Saab has delayed efforts to sell its Skeldar vertical take-off and landing unmanned air vehicle to the United Nations for possible use in its Darfur peacekeeping mission in Chad, citing the need to conduct further development work on the type.
An extensively modified CybAero Apid 55 unmanned helicopter, Saab’s Skeldar V-150 is currently involved in a flight test campaign to assess the success of design changes intended to enhance its operational performance.
“We are still finding things and addressing them,” says Anders Carp, Saab’s director of UAV activities, who adds that the company continues to look for a new heavy fuel engine to power the type, and also wants to replace its current rotorhead as part of a package of further improvements.
Confirming that the company has decided to stall planned negotiations with the UN until further flight trials have been conducted in the latter part of this year, Carp says: “We want the product to be ready before we launch to a customer.” Deliveries could, however, be made within nine or 10 months of a contract award, he says.
Saab is promoting the Skeldar with a range of payload options, including a turret-housed electro-optical/infrared payload, Selex PicoSAR synthetic aperture radar or Saab Avitronics’ ESP electronic support measures sensor suite.
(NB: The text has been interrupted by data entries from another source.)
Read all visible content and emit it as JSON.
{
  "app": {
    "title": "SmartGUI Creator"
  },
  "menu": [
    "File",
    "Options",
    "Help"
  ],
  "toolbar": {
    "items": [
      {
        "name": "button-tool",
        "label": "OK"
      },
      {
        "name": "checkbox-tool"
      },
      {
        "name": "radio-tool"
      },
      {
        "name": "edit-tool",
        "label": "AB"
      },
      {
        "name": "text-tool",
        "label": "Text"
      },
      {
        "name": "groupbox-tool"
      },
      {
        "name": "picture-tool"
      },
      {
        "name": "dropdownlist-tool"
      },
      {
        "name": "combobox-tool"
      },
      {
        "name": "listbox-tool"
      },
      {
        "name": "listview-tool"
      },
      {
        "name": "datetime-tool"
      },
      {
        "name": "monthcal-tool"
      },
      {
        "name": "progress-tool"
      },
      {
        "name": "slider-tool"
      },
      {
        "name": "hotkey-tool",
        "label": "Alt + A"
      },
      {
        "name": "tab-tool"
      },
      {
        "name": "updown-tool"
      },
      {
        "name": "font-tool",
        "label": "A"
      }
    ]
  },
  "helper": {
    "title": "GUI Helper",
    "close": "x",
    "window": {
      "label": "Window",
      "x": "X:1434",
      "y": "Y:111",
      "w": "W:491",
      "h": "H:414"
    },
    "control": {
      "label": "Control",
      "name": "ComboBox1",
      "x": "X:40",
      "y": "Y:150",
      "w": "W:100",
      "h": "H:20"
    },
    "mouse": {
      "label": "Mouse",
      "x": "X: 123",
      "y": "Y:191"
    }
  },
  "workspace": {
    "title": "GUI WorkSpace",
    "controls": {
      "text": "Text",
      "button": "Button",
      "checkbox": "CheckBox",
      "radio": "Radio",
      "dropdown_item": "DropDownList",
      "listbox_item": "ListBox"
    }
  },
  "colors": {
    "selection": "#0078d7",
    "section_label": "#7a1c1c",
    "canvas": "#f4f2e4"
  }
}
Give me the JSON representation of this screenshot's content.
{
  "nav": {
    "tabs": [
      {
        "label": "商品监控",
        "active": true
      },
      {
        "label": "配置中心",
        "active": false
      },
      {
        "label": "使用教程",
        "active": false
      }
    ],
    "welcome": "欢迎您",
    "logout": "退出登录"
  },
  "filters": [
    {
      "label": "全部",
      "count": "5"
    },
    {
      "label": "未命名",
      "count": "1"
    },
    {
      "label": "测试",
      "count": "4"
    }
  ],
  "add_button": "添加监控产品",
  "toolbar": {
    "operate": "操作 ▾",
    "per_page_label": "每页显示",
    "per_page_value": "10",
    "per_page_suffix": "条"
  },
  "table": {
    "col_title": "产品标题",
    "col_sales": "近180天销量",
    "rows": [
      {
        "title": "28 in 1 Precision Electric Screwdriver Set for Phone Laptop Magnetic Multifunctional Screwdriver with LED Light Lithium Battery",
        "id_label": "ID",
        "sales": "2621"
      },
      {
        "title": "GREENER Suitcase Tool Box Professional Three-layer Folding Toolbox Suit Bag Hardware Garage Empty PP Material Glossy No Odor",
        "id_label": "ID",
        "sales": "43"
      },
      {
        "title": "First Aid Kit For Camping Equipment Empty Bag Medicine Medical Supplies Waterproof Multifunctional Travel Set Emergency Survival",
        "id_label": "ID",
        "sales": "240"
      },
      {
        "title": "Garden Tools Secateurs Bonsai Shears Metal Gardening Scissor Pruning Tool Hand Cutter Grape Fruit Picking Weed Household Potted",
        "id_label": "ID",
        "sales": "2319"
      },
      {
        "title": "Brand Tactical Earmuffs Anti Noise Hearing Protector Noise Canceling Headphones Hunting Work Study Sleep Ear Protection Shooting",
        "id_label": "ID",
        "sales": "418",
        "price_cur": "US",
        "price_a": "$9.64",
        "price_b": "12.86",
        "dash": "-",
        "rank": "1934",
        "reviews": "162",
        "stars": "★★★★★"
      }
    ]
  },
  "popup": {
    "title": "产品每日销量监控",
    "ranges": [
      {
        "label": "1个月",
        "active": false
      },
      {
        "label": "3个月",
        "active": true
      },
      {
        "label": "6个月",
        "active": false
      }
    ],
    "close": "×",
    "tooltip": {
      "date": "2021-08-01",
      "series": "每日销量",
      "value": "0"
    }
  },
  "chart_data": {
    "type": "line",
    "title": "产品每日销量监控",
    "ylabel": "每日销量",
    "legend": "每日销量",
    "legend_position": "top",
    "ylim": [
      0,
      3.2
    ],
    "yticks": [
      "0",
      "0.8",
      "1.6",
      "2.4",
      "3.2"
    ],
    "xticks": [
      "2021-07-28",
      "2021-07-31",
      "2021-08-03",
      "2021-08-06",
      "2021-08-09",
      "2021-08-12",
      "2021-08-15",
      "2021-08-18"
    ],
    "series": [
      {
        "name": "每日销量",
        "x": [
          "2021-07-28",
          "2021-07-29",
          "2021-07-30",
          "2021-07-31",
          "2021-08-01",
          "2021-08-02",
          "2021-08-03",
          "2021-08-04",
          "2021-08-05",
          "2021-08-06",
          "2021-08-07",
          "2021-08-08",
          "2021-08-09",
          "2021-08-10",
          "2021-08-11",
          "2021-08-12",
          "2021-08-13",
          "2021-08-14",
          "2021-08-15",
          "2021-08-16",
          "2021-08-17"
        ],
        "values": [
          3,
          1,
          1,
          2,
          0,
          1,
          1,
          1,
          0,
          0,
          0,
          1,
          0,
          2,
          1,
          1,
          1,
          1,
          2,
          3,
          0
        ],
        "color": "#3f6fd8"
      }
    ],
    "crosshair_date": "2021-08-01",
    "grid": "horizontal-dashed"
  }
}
Possible missions for the 200kg (440lb) design could include battle damage assessment and improvised explosive device detection tasks for military operators, or rapid response force tasks such as surveillance, ground mapping and communications relay.
Europe’s Neuron unmanned combat air vehicle demonstrator programme meanwhile remains “more or less on schedule”, says Carp, with manufacturing activities to start around November and the aircraft to make its first flight in mid-2011 from France’s Istres flight test centre. “It’s a fairly smooth ride so far,” he says.